Check the zoning in your area to make sure you can grow these items easily and adjust for your areas temperatures.
Once you have the plants, also make sure you have the following kits for the perfect bar setup.
How to Setup Your Cocktail Garden
- Make sure you replant your herbs in larger containers. When we got our mint, it was already flourishing, but needed room to grow and started to look very sad. As soon as we planted it in a larger container, it seemed to double in size overnight.
- Put enough holes in the containers to allow the water to pass through. We don’t want the water to build up in the soil. This promotes root rot with too much water. Instead we want to allow the soil to stay moist and let the excess water run through the pot.
- Test the plants for direct sunlight. Most will want at least a little direct sunlight, but be careful not to give it too much sun. Cilantro can be especially finicky, whereas strawberries love all the sun they can get.

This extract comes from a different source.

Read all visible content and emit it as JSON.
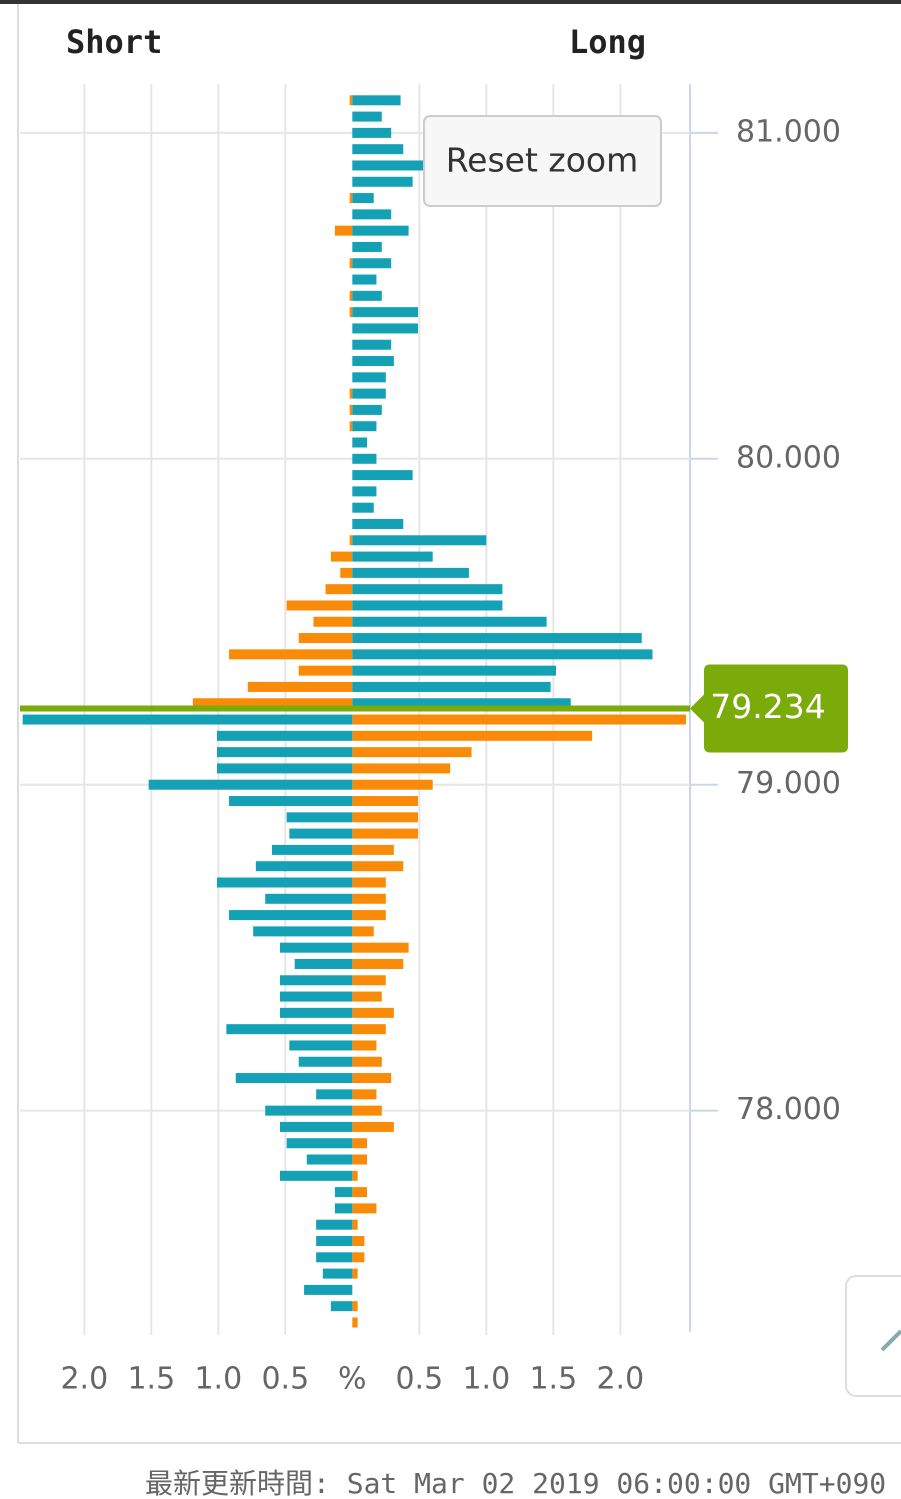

- We have a tendency to just pick off the leaves that we want. Don’t do this. Instead, get a pair of pruning scissors to cut a stem below a leaf. This will help promote growth after you’ve removed some herbs for your cocktails.
- Don’t skimp on the potting mix. Make sure to get nutrient rich potting mix for the plants.
- Mix and max your pots arrange large and small plants in a visually appealing way.
We made a special planter that would fit on rollers so we can put it in and out of sun when needed. It’s a simple 2′ X 4′ planter made out of pressure treated pine with weed fabric in between.
Whatever cocktails you get into this season, just start with one or two plants so you don’t get overwhelmed and by the time you’re season is over, you’ll realize just how many plants you have in your cocktail garden to entertain with. In creating this post, I realized we’ve moved up to having more plants that I thought we did for cocktails. We started with our favorites first: citrus, mint, strawberries, basil, cilantro (because tacos) and will add more this season since we’ve gotten use to growing plants in our backyard.